In light of the recent changes to guideline hourly rates (GHRs), which took effect as of 1 October, as well as the forthcoming extension to the fixed recoverable cost regime, it is worth considering the potential impact that both may have in the field of credit hire litigation.
In the grand scheme of things, it is probably fair to say that the impact of the new GHRs will be relatively limited in terms of overall credit hire spend. The vast majority of claims do not litigate and the majority of those that do are still under £10,000 and, therefore, allocated to the small claims track. There will then be another category of claims which are brought alongside a claim for personal injury and, therefore, subject to a fixed costs regime (or, in the case of claims within the ambit of the new OIC portal, no costs at all). These categories of claim will be entirely unaffected by the increased GHRs.
There will, however, be an impact on the credit hire claims to which standard basis costs apply, i.e. those hire and damage only claims which are allocated to the fast or multi track. These will now attract the uplifted hourly rates in respect of profit costs, which have been increased by between 7% and 35%, dependant on location and fee earner grade.
Based on Keoghs claims data we estimate that this will result in an increase in the overall third party costs liability in respect of all litigated credit hire claims as a whole, of between 5–8%.
Accordingly, the increase in GHRs make it ever more important for insurers and their agents to focus efforts on keeping as many claims out of the standard basis costs regime as possible. Proactively managing claims at live hire stage is ordinarily the best and most effective line of defence and can often prevent the majority of credit hire claims reaching £10,000 in the first place.
For those claims where the £10,000 threshold is exceeded, the focus should turn to reducing the value of the claim by making payments as admissions wherever possible – including partial admissions in relation to a hire claim – to ensure that any elements of the claim which are not in dispute are removed from the equation for the purposes of track allocation and thus costs.
Furthermore, the new uplifted GHRs do further highlight a glaring inconsistency in the rules which exists between claims for injury and claims for damage only. The lack of any fixed costs regime for the latter results in an illogical situation whereby a credit hire claim for £20,000, attached to a modest claim for personal injury, attracts fixed costs only, yet a credit hire claim for half of that amount could be subject to standard basis costs at hourly rate. The fact that those hourly rates are now subject to significant uplifts only serves to amplify that anomaly.

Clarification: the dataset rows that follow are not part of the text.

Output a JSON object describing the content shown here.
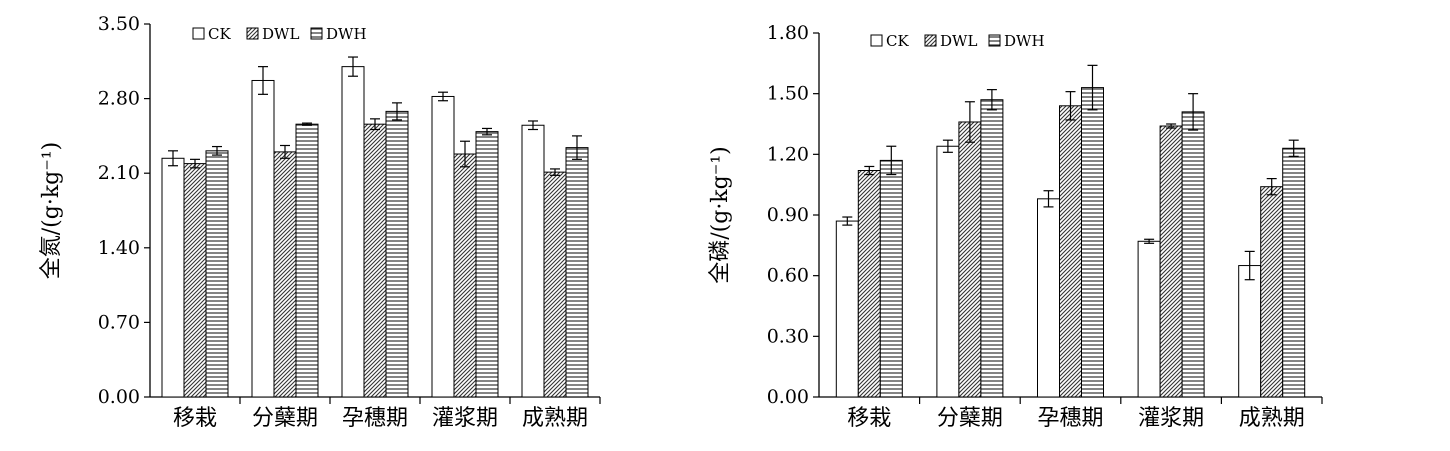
{
  "chart_data": [
    {
      "type": "bar",
      "title": "",
      "xlabel": "",
      "ylabel": "全氮/(g·kg⁻¹)",
      "ylim": [
        0,
        3.5
      ],
      "yticks": [
        "0.00",
        "0.70",
        "1.40",
        "2.10",
        "2.80",
        "3.50"
      ],
      "categories": [
        "移栽",
        "分蘖期",
        "孕穗期",
        "灌浆期",
        "成熟期"
      ],
      "legend_position": "top-left",
      "grid": false,
      "series": [
        {
          "name": "CK",
          "pattern": "plain",
          "values": [
            2.24,
            2.97,
            3.1,
            2.82,
            2.55
          ],
          "errors": [
            0.07,
            0.13,
            0.09,
            0.04,
            0.04
          ]
        },
        {
          "name": "DWL",
          "pattern": "diagonal",
          "values": [
            2.19,
            2.3,
            2.56,
            2.28,
            2.11
          ],
          "errors": [
            0.04,
            0.06,
            0.05,
            0.12,
            0.03
          ]
        },
        {
          "name": "DWH",
          "pattern": "horizontal",
          "values": [
            2.31,
            2.56,
            2.68,
            2.49,
            2.34
          ],
          "errors": [
            0.04,
            0.01,
            0.08,
            0.03,
            0.11
          ]
        }
      ]
    },
    {
      "type": "bar",
      "title": "",
      "xlabel": "",
      "ylabel": "全磷/(g·kg⁻¹)",
      "ylim": [
        0,
        1.8
      ],
      "yticks": [
        "0.00",
        "0.30",
        "0.60",
        "0.90",
        "1.20",
        "1.50",
        "1.80"
      ],
      "categories": [
        "移栽",
        "分蘖期",
        "孕穗期",
        "灌浆期",
        "成熟期"
      ],
      "legend_position": "top-left",
      "grid": false,
      "series": [
        {
          "name": "CK",
          "pattern": "plain",
          "values": [
            0.87,
            1.24,
            0.98,
            0.77,
            0.65
          ],
          "errors": [
            0.02,
            0.03,
            0.04,
            0.01,
            0.07
          ]
        },
        {
          "name": "DWL",
          "pattern": "diagonal",
          "values": [
            1.12,
            1.36,
            1.44,
            1.34,
            1.04
          ],
          "errors": [
            0.02,
            0.1,
            0.07,
            0.01,
            0.04
          ]
        },
        {
          "name": "DWH",
          "pattern": "horizontal",
          "values": [
            1.17,
            1.47,
            1.53,
            1.41,
            1.23
          ],
          "errors": [
            0.07,
            0.05,
            0.11,
            0.09,
            0.04
          ]
        }
      ]
    }
  ]
}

Under those circumstances, it is easy to see why claims for credit hire have become even more attractive – particularly perhaps to the less scrupulous sections of the market. Not only is the ability to recover costs not encumbered by either the OICP or a fixed costs regime, but moreover there is an added ‘perk’ in that the fundamental dishonesty provisions of section 57 Criminal Justice and Courts Act 2015 do not apply to a claim for hire and property damage alone. All that needs to be done to unlock recovery of standard basis costs at newly uplifted hourly rates is to ensure that the hire and damage claim exceeds £10,000. The incentive for some to drive inflated and exaggerated claims in these circumstances is obvious.
The good news is that it appears likely that the anomaly in relation to fixed costs will be rectified, at least in the medium term. As Howard Dean reported here , the Government has recently released its response to a public consultation on expanding the fixed costs regime to all claims in the fast track to the value of £25,000.
The Government intends to implement the extension of FRC to claims up to £25,000 and, significantly, it has been confirmed that claims for credit hire will sit in band 1, which is the lowest band for the least complex claims. Subject to adjustments for inflation, this means that for credit hire and vehicle damage claims in the £10,000 to £25,000 bracket, the costs recoverable will be restricted to between £1,850 and £3,250 (plus vat and disbursements), dependent on the stage at which the claim settles. Further, there will be a fixed £500 in respect of any claims settled before proceedings are issued.
It is hoped that the new FRC will be implemented by October 2022, that being some five years after the reforms were proposed in Lord Justice Jackson’s 2017 report.
Notwithstanding that it is long overdue, this is clearly a positive development which will have the welcome effect of providing certainty for all parties in terms of the costs recoverable in credit hire claims. It also serves to plug the gap in relation to at least one of the glaring and unjustified inconsistencies in the rules, between injury claims on one hand and credit hire claims on the other. To that end, any further reform around the applicability of fundamental dishonesty provisions to credit hire and damage only claims, as well as a pre-action protocol specifically for credit hire claims – to name but two – are likely to remain on the ‘wish list’ for the foreseeable future.